Reiterating in the private meeting that he did not have the authority to unilaterally reinterpret Buddhist scriptures, the Dalai Lama also urged those present to build a consensus among other Buddhist traditions and communities to collectively change the understanding of the Buddhist scriptural references on sexuality for contemporary society, according to a joint statement issued by participants.

During the meeting, the Dalai Lama also candidly acknowledged that he did not know the foundations of scriptural proscriptions against sexual activity or where they originated, Peskind said.

Participants also said the Dalai Lama expressed the “willingness to consider the possibility that some of the teachings may be specific to a particular cultural and historic context.”

Dogmatic response
According to longtime Buddhist observer and writer Scott Hunt, whose 1993 interview with the leader was published in the January/February 1994 Out magazine, the response of the Dalai Lama to the controversy over the teachings is significant.

Hunt said the religious leader could have put forth the underlying “moral underpinnings” of the strictures – and clearly stated the basis and positive effects of such teachings.

Instead, Hunt said, by propounding the teachings without such discussion, the Dalai Lama seems to be “engaging in dogmatic repetition” and is apparently unable to substantiate their beneficial character, and because of his response, the validity of the teachings have been cast “into serious doubt.” Vigorous debate about such issues and exception to the views of religious leaders such as the Dalai Lama are neither heresy or disrespectful in Buddhist traditions.

“In fact, it’s the practitioner’s duty to examine dogmatic views and to determine their validity,” Hunt said. During the private session, the religious teacher told the activists they would have a harder time changing Buddhist scripture and tradition than advocating for their human rights based on Buddhist principles, according to Peskind.
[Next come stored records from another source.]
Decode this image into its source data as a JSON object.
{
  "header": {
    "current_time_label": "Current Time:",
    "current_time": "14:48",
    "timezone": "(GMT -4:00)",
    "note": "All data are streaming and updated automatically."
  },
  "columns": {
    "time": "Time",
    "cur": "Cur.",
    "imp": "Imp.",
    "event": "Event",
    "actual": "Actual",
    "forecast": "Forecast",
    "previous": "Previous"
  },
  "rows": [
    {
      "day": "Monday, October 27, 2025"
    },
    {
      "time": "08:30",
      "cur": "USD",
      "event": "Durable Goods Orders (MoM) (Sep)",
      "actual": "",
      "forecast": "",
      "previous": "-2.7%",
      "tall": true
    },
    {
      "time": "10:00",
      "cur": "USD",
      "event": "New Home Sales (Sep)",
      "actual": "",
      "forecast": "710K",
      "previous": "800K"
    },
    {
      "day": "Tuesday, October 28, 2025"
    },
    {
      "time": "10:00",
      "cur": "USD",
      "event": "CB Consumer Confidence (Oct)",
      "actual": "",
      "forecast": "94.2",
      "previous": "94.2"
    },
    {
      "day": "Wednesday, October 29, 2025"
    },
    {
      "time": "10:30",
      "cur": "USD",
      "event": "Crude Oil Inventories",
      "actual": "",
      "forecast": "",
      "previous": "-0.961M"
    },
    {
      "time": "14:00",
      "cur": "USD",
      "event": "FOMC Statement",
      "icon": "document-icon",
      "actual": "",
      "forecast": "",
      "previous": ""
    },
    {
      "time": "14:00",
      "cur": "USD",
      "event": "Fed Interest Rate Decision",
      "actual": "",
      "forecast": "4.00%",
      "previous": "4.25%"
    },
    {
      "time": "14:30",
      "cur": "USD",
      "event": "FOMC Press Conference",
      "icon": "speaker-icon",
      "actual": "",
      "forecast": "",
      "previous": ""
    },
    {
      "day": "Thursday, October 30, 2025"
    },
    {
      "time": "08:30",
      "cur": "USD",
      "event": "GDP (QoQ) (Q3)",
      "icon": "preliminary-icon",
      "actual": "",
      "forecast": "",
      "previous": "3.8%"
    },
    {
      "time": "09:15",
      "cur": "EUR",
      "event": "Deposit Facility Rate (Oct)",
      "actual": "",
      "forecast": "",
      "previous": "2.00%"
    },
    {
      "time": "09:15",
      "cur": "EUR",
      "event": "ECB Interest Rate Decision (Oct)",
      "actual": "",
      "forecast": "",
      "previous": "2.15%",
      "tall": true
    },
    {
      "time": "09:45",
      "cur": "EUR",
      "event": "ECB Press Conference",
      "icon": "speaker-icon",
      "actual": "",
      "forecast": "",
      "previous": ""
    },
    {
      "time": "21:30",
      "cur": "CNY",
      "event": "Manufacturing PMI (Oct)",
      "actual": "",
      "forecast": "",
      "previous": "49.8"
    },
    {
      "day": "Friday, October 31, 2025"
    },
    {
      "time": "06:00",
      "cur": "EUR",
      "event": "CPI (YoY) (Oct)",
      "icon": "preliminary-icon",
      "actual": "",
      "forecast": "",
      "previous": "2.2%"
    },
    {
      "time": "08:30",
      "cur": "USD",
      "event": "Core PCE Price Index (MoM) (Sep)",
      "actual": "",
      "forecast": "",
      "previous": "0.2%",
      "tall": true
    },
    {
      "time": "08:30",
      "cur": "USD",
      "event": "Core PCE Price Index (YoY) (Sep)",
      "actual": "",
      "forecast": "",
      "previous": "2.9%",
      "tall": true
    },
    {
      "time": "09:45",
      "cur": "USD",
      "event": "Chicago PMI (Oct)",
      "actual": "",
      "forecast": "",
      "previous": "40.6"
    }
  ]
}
Organized for the Office of Tibet by attorney Eva Herzer, president of the International Committee of Lawyers For Tibet, the historic meeting included Herzer, Peskind, Buddhist Peace Fellowship activist and Claremont Graduate School Professor of Education Lourdes Arguelles, and Jose Ignacio Cabezon, a gay Buddhist scholar and professor at Iliff School of Theology in Denver, Colorado.

Other participants included the Ven. K.T. Shedrup Gyatso, a fully ordained and openly gay Buddhist monk and teacher who is the spiritual director of the San Jose Tibetan Temple; International Gay And Lesbian Human Rights Commission co-chair Tinku Ali Ishtiaq; and former Congregation Sha’ar Zahav Rabbi Yoel Khan.

“There is still room for movement,” Ishtiaq told the Bay Area Reporter. But the human rights activist said the Dalai Lama’s support for lesbian and gay rights is “very significant.”

Ishtiaq said that the Nobel laureate commands tremendous respect around the world and hoped the leader’s historic statement would have “considerable impact on non-Buddhist religious traditions.”

A conference on Buddhism, sex, gender, and diversity issues is being planned, following the historic meeting with the world religious leader.